Most of us have carefully removed a live primer from a case. Taking this a bit farther, if one wanted he could measure the thickness of a primer, seat it, carefully remove it and then remeasure its thickness in order to better understand what had been done. I actually called CCI and asked a technician about what they recommended. He told me that the primer should be compressed until the bottom of the anvil is flush with the cup. You might want to give that a try and then examine the primer held, top and bottom, between the jaws of a caliper, using a 20X loupe. You may be surprised.
 
comments on this video -

I've seated flush to the head for over 50 years. The only problem I've ever seen was on an M1 Carbine with the primers not seated deep enough and the bolts at maximum specification.

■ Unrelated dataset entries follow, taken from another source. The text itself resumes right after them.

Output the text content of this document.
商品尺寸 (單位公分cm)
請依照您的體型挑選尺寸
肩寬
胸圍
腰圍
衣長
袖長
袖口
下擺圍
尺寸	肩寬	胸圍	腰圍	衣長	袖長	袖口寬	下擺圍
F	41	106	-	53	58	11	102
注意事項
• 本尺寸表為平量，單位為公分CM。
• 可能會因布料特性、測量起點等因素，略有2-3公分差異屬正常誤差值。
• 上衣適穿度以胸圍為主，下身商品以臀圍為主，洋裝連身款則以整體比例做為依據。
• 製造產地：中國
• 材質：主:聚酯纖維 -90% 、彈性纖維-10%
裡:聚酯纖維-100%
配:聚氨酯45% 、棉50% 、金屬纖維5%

The bolts in a Carbine just sit in the receive, nothing maintains pressure on it, a sloppy bolt and a primer not seated makes the hammer having to move the mass of the bolt, cartridge and primer causing a failure to fire.
 
The anvil is worked brass, and I doubt that it's (fully) annealed, so it will spring back when a primer is removed. Primers are made by hand, and if you look closely they are anything but uniform - the anvils are at various heights above the cup, and there are wildly varying distributions of the goop that cements the anvil to the primer (and that's just what you can see). I believe that primers must be seated by feel to get a uniform result, and it's been demonstrated that "crush" is necessary to uniformly activate primers, It's nice when you can measure things for uniformity, but it just doesn't work for primers = there's just too much variability built in to primers, and a lot of it is internal where you can't see or measure it.
 
There have been anecdotal test published on numerous forums but I have not seen any tests that would clearly indicate that seating beyond what Uncle Ed has posted above will/does/ might have an effect on SD or velocity.
 
If you do what I suggested in my earlier post, you will probably discover that try as you might, with a hand tool, you may not be seating them quite to where CCI recommended. I am not saying that I know of any problems from not hitting that mark, just that based on my experience I do not believe that anyone using a hand tool is harming the primer or its performance no matter how hard they squeeze, but of course most would rather discuss without doing any real measuring.